# Rufus' Rally Weekend



## New Golden Mom (Dec 17, 2008)

Yesterday's score of 97 was topped today by a score of 98 in 1:08! Rufus completed his Rally Novice title today! I am SO proud of him! We had several compliments today...people telling us how handsome Rufus is (which I never tire of hearing) and how well we work together! What an awesome weekend..now we start off leash training for the next level!

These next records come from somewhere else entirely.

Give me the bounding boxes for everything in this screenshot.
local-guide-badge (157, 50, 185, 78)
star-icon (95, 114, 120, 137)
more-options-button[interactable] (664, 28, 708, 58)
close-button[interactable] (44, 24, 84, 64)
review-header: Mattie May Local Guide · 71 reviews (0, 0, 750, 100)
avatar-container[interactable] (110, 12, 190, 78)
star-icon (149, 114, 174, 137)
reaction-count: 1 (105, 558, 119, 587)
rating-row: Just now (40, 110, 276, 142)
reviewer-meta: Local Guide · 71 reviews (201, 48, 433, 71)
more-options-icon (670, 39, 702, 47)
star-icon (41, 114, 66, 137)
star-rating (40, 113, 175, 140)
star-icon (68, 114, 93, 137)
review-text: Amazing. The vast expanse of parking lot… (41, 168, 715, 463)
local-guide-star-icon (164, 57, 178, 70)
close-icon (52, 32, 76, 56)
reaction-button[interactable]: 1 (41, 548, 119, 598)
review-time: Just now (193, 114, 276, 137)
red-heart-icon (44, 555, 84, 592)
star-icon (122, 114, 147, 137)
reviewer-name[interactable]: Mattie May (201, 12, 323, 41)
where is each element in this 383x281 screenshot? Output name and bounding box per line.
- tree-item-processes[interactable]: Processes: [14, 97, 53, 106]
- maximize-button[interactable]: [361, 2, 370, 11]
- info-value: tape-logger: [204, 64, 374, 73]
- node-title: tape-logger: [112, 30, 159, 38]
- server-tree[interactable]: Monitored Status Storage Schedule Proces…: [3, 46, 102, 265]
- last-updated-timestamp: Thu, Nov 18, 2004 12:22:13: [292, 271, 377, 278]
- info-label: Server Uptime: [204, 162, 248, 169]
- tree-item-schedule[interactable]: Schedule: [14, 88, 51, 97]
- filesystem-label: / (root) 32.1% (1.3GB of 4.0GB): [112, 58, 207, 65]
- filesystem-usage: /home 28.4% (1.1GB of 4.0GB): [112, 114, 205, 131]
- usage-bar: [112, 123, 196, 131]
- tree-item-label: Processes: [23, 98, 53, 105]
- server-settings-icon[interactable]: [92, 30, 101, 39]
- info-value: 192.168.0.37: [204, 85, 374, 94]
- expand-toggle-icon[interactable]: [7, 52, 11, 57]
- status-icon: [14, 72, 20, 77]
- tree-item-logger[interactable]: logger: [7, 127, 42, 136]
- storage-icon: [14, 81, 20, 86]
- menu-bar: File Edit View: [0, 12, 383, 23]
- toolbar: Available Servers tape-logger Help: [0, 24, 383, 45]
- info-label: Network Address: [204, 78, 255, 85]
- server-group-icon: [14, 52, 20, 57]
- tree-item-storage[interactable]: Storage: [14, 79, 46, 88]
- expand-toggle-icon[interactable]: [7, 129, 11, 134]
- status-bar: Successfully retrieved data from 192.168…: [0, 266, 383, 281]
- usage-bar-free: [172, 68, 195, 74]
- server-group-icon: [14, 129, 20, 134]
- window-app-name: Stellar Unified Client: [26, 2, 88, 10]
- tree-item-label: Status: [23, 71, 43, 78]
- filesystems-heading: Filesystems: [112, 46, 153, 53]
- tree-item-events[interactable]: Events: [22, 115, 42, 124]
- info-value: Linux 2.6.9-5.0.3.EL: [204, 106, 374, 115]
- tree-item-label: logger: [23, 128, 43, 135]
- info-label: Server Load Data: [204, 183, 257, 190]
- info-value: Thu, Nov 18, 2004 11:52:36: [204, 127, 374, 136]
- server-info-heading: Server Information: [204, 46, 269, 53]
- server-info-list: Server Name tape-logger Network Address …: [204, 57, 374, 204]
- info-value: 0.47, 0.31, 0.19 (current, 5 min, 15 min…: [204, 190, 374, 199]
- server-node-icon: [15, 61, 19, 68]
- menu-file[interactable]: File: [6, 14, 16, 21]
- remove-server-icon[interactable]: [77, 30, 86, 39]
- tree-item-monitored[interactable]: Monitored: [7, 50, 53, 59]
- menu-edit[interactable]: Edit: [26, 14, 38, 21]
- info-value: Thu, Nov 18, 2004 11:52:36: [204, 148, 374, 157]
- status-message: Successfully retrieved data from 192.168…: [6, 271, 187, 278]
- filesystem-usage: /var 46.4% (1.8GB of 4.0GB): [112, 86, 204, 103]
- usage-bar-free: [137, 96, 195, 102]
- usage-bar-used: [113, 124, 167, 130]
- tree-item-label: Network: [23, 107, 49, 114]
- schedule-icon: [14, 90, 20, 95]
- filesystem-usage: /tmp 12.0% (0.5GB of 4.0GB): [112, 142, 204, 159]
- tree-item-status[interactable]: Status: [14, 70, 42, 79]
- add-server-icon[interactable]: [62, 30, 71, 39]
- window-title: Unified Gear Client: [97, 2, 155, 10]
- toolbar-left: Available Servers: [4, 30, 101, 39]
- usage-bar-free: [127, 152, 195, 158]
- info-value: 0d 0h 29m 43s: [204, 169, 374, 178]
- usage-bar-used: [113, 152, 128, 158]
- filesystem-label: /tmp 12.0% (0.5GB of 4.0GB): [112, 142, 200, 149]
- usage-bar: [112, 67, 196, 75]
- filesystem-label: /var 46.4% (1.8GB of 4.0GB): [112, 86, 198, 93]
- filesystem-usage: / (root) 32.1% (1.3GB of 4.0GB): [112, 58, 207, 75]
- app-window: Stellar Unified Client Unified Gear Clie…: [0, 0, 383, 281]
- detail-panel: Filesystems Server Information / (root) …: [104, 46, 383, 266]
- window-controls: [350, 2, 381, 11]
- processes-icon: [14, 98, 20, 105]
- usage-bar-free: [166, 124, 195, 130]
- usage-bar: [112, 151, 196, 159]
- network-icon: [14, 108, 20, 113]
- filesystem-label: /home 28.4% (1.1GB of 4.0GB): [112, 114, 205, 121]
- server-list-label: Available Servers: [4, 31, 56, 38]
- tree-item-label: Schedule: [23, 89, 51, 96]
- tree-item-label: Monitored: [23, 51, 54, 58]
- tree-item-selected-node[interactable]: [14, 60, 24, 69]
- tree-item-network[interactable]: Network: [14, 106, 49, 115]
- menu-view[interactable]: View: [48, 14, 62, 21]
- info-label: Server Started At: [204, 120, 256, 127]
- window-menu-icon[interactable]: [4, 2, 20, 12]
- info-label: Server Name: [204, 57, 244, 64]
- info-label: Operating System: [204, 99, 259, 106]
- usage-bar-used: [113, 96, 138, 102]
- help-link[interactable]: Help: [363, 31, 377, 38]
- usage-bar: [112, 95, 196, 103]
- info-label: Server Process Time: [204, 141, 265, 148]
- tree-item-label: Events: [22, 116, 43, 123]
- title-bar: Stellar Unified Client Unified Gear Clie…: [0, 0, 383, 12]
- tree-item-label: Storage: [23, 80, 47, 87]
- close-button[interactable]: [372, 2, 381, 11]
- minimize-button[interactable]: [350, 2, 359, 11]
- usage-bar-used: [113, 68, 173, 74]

Here we are...me and Animation's I Have A Dream RN aka RUFUS!


----------



## CarolinaCasey (Jun 1, 2007)

Awesome! What a great accomplishment! His RN is just three trials! A+ job!


----------



## esSJay (Apr 13, 2009)

Yay!!!! Way to go Rufus!!!!  Not only is he handsome, but he's smart too


----------



## AmberSunrise (Apr 1, 2009)

Yay Rufus! Than RN looks good on you 

Congratulations on a job very well done.


----------



## New Golden Mom (Dec 17, 2008)

Thanks guys!


----------



## Loisiana (Jul 29, 2009)

yay, another golden nurse 

congrats!


----------



## Ljilly28 (Jan 22, 2008)

Congratulations to a great team! Good job, Rufus.


----------



## New Golden Mom (Dec 17, 2008)

Thank you everyone!


----------



## LibertyME (Jan 6, 2007)

Congratulations!!!


----------



## Titan1 (Jan 19, 2010)

Congrats to you both! I am sure we will hearing great things from you both in the future.Way to go!
M


----------



## rappwizard (May 27, 2009)

That rosette and the goldie both look great! Congrats!


----------



## New Golden Mom (Dec 17, 2008)

Thank you!! I've done conformation before but never anything like this. It was because I'd read so many posts from you guys about all the activities you do with your dogs, that I felt encouraged to try! Thank you!


----------



## Mighty Casey and Samson's Mom (Jul 16, 2008)

Congratulations!! Keep up the good work. Enjoy working in advanced.


----------